Flappers

by Kelly Boyer Sagert

Published 1 January 2009

This book offers an examination of the Roaring Twenties in the United States, focusing on the vibrant icon of the newly liberated woman-the flapper-that came to embody the Jazz Age.

Flappers takes readers back to the time of speakeasies, gangsters, dance bands, and silent film stars, offering a fresh look at the Jazz Age by focusing on the women who came to symbolize it.

Flappers captures the full scope of the hedonistic subculture that made the Roaring Twenties roar, a group that reacted to Prohibition and other attempts to impose a stricter morality on the nation. Topics include the transition from silent films to talkies, the arrival of American Jazz as the country's first truly indigenous musical form, the evolution of the United States from a rural to an urban nation, the fashion and slang of the times, and more. It is an exhilarating portrait of a brief outburst of liberation that would last until the Great Depression came crashing down.

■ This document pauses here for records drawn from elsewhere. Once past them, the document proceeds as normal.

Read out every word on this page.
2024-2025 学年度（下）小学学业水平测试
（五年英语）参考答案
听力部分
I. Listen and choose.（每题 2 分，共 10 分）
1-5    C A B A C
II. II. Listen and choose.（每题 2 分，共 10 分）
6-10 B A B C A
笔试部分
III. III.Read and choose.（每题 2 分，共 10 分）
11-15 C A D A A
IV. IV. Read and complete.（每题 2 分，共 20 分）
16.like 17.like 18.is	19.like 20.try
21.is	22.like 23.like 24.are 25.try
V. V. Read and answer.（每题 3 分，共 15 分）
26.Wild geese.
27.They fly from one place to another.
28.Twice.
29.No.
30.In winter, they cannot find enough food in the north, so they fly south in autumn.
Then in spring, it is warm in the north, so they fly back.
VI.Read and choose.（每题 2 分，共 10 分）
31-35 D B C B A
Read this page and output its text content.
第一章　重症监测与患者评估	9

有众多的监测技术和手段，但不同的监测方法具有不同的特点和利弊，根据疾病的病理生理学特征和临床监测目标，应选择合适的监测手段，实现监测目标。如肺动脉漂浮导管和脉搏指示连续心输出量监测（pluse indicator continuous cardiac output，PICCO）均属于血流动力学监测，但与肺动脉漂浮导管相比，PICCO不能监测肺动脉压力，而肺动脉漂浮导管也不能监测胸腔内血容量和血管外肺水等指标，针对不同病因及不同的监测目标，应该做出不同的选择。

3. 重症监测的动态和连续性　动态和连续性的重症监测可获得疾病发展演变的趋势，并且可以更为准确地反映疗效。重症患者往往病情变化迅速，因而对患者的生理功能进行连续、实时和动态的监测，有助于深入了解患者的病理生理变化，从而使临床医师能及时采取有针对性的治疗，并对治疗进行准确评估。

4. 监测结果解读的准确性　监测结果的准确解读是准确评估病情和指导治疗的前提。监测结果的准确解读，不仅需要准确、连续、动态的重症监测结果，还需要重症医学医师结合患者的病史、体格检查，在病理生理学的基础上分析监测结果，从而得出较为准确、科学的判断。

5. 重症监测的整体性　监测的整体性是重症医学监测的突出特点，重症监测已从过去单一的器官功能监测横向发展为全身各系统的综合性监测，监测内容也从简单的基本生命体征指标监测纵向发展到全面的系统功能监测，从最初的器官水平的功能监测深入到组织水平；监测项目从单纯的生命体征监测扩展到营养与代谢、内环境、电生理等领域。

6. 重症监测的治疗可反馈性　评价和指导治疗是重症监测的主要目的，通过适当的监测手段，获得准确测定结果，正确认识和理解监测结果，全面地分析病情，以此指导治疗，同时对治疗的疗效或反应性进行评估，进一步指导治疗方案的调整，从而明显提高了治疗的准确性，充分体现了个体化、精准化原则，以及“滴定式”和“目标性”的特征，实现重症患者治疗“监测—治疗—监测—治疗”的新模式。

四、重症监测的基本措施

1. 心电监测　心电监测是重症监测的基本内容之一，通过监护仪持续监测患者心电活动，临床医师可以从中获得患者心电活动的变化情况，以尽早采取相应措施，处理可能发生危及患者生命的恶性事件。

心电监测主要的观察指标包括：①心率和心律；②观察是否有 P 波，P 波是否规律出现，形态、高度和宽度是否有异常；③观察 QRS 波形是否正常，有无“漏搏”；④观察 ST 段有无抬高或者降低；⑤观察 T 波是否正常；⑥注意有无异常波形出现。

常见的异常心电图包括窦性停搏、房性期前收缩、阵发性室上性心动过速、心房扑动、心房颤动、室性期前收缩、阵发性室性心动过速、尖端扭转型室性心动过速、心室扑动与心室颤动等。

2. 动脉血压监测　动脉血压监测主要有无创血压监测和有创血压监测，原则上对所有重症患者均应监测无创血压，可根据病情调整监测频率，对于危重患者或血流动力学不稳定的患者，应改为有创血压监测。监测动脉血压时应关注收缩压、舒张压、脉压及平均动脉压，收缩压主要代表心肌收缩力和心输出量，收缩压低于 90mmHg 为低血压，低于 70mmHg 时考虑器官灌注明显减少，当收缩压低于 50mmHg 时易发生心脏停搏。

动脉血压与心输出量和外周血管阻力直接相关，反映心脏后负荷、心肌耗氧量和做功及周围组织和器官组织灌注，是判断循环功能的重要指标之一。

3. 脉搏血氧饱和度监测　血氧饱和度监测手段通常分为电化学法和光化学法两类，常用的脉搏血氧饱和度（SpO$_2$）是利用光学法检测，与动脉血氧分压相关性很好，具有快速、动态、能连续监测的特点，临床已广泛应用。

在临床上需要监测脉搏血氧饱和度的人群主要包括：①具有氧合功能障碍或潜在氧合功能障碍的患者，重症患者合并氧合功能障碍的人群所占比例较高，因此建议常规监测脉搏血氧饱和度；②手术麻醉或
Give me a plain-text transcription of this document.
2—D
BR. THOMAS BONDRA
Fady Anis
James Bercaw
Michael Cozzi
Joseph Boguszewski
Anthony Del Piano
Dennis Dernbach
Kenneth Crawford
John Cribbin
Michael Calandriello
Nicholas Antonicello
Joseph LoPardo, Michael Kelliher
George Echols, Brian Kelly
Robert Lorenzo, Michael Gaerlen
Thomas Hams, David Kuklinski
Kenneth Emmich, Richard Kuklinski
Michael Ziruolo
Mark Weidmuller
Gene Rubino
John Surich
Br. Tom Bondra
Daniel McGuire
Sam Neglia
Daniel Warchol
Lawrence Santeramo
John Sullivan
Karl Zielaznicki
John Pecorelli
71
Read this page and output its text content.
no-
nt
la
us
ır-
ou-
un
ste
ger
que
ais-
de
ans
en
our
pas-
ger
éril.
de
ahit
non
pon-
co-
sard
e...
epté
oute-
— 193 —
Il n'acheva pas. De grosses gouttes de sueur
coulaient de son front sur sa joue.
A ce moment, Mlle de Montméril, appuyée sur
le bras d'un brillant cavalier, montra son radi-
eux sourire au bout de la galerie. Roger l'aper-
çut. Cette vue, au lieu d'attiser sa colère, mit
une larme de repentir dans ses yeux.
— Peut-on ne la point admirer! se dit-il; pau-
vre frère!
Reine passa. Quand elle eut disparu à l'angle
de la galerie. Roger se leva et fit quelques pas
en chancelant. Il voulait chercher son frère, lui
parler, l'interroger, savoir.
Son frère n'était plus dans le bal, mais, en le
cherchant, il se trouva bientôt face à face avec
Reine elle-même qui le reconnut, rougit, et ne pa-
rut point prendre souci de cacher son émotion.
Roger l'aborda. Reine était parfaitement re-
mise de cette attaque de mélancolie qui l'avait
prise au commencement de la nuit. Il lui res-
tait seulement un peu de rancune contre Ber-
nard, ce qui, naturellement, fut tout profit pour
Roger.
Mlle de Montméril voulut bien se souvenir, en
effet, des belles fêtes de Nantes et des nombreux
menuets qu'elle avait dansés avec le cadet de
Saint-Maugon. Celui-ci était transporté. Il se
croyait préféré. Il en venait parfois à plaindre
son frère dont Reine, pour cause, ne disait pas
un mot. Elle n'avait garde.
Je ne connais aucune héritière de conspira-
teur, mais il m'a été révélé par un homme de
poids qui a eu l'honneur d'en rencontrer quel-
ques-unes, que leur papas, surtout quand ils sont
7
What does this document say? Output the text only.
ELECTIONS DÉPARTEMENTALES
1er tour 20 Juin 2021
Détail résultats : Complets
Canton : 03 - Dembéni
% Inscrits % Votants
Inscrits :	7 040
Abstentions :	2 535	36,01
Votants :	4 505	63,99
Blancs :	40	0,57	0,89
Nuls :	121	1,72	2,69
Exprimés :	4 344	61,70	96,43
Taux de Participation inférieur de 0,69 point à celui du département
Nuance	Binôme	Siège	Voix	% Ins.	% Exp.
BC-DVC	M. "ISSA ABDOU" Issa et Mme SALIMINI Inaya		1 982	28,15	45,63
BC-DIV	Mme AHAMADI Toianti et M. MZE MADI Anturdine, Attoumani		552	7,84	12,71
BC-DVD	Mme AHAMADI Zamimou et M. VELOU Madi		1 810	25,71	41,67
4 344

Primary documents allow readers to see how contemporaries viewed flappers, follow the trial of a famous comedian charged with a horrific crime, and read what proponents of Prohibition really thought about wicked liquor

The glossary allows readers to enter into the spirit of the times, when people could express their delight using phrases such as "bee's knees," and "cat's meow"; pass along the word about illegal booze with colorful terms such as "hooch," "bathtub gin," and "bootleg"; and describe relentless dancers as "floorflushers," women using too much face makeup as "flour lovers," and pilots as "fly boys."